Even though having an emotionally intelligent computer can lead to a more personalised feel, it can only do so if emotion analytics were individualised. This is because people are complex in nature with distinct characteristics that portray varying expressions based on geographic location, meaning that the computer would have to first learn the individual’s ‘neutral’ face, which is the baseline mode, and compare any deviation from the baseline mode to be able to understand the emotion expressed.
Nevertheless, a large amount of valuable data is lost to machines as they do not have the ability to read them. This data comes in the form of expressions, gestures, speech patterns, tone of voice, and body language among others. The traditional ‘bag of words’ method is not enough to analyse all these aspects of human communication. It works on a word-by-word basis without taking context into consideration. If the word belongs to its positive ‘list’ then, regardless of the context, the computer would translate the entire sentence as having a positive connotation.
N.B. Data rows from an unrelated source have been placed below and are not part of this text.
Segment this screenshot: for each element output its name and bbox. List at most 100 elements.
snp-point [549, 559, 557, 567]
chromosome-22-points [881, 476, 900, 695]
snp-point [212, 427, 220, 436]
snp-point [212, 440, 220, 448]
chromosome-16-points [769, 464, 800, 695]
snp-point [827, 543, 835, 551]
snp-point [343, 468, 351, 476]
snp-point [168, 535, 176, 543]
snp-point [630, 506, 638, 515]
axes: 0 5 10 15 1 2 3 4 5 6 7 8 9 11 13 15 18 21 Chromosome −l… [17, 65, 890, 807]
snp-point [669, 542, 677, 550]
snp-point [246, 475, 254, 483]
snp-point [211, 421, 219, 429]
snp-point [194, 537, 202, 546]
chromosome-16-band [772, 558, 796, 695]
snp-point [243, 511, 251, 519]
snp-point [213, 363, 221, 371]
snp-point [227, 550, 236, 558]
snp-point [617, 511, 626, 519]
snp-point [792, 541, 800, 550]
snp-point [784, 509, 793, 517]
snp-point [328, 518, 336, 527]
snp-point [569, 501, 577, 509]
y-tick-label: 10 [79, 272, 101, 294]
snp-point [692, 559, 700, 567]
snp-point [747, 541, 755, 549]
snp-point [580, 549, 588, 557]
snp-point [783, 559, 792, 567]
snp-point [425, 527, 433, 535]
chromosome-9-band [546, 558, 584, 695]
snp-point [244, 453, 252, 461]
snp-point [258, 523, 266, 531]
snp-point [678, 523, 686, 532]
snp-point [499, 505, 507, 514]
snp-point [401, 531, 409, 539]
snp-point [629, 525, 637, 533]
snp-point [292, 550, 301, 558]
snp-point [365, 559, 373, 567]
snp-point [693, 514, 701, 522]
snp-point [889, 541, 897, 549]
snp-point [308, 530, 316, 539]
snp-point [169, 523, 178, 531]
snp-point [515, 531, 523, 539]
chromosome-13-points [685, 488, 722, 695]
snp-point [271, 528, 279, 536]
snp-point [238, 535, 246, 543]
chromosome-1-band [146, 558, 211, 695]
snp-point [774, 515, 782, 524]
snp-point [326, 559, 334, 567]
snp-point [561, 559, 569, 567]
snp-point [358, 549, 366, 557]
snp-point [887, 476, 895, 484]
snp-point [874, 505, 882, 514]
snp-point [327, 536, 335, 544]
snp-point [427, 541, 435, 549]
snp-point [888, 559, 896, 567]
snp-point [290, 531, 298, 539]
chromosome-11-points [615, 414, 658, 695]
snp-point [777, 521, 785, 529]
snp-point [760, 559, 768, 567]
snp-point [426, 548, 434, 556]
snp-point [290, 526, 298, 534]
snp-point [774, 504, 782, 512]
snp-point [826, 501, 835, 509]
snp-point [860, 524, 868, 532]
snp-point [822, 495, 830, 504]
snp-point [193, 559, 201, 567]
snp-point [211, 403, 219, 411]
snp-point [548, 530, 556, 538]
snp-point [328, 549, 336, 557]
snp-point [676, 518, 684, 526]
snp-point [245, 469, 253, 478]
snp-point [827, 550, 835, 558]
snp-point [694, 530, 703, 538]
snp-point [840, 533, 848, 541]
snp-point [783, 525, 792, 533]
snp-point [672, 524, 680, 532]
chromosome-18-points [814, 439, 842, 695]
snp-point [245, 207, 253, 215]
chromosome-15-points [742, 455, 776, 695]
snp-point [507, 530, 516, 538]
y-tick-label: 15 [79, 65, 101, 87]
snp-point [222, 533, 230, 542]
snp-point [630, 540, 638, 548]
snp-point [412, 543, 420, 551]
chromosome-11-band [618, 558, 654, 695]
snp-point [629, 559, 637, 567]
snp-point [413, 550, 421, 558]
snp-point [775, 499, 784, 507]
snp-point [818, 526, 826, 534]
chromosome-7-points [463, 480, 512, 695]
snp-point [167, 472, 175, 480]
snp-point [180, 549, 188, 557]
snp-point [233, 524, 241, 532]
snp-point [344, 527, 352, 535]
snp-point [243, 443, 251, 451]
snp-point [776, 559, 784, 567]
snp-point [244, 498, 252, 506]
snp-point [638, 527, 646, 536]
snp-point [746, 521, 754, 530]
Dismissing the context can sometimes alter the true meaning and, therefore, mood of the message, as some languages, such as the English language, have words with multiple meanings.
Subsequently, modern methods employ recurrent neural networks called LSTMs (Long Short-Term Memory), which compresses the entire sentence into a vector that holds the meaning of the sentence, while taking word order into account, leading to higher accuracy. Instead of the usual natural language processing, the Speech API private beta uses voice to identify laughter, anger, voice, volume, tone, speed, and pauses. This analysis takes context into consideration, and so delivers a more encompassing understanding of human emotion, which can later be utilised to provide a more personal, individualised experience. These experiences provide more humanlike interactions, which enhance personal lives.
Additionally, detecting emotion is not only limited to voice and keywords, facial cues also play a large role in emotional expression. However, voice and video emotion detection differ from one another. Videos give the ability to detect whether an emotion is negative or positive, while voice gives the ability to detect the intensity of emotions, otherwise known as the arousal level. Combining the intensity of the emotion with the emotion itself provides a more thorough experience.
Human interactions with technology are increasing at an accelerated rate. Due to this rapid increase, expectations for AI to understand human emotions are rising. People expect Siri or Alexa to know exactly what they like or to respond in a manner that is empathetic. Interactions with future artificially intelligent computers should feel the same as interacting with humans.